The coffee shop to the east (in Glendale) opens a little later and is usually overrun by as many as seven construction workers. They invade the compact area, with the only comfortable chairs in the store, at the precise time I prefer to tackle my writing for the day. They’re predictably boisterous, and sometimes even obnoxious, while utilizing the stereotypical language of blue-collar workers. It’s no mystery why it’s difficult for me to concentrate in the midst of all of that. The main obstacle I encounter at the Starbucks up north (in Peoria), a mere mile from my home, is that I’m constantly interrupted by people who’ve come to know me there. I sometimes feel like Norm at that location because people tend to want to sit by me and carry on conversations. Not good if your main objective is to be productive. Besides, the chairs up north aren’t nearly as comfy as the one in Sun City.
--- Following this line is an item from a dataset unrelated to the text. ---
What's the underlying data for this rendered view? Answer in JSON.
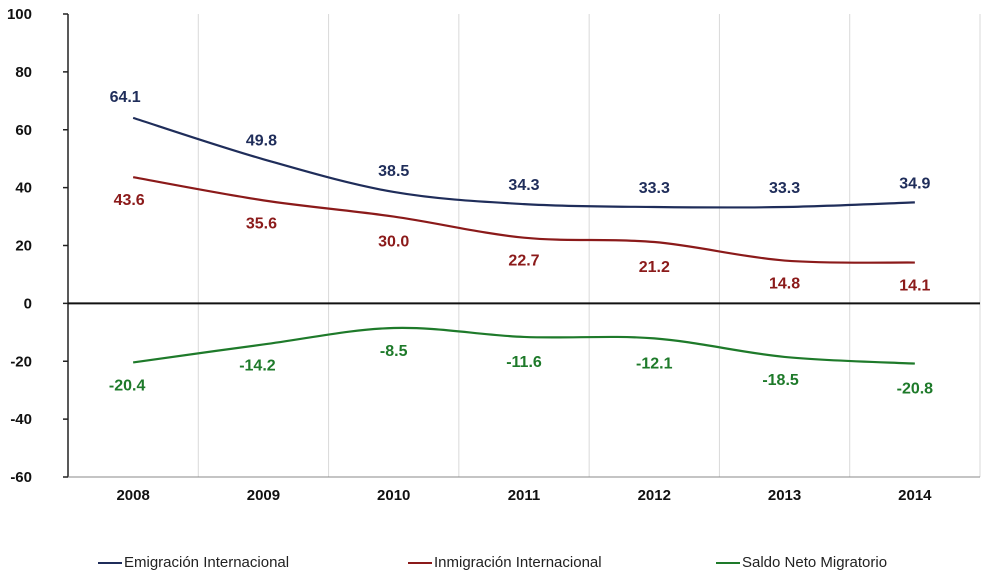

The real problem, as I see it, is Richard has gone to great lengths recently in preventing me from claiming his chair. He used to mosey into Starbucks around 6:00am, and he’d stay for about an hour and a half. I normally was already there by that time, consistently arriving around 5:00am, since I’m an early riser and that particular store opens at 4:00am. Suddenly, Richard began coming to the coffee shop earlier and earlier until one day he was finally sitting in my chair when I showed up at my usual time. I can’t believe my adversary has decided to rearrange his entire life just for the sake of a piece of furniture.

On second thought, I can somewhat relate because I countered with a minor adjustment myself. I began setting my alarm clock instead of just waking up on my own, as was previously the case, so I’d have a better shot at seizing the all-too elusive chair. I’m fully aware the Bible says, “Blessed are the meek, for they shall inherit the earth,” but my alpha dog mentality has been too strong for me to resist. Now when I pull into the Sun City Starbucks’ parking lot at 4:15am, many times Richard is there. I’ll be darned if I’m going to resort to standing at the front door of any establishment, waiting for the business to open, just to capture a desired chair.

Whenever I see Richard already relaxing in my chair I don’t even bother stopping anymore; I simply continue on to one of the other two aforementioned Starbucks. I’m positive Richard does the same thing, if I get there first, because we haven’t been inside the same coffee shop at the same time for quite a long while. I only wish to patronize the Starbucks in Sun City once or twice a week, as I mentioned before, so I’m astonished by Richard’s selfish shenanigans especially since he has easy access to our chair the rest of the week. I guess one Starbucks just isn’t big enough for the both of us.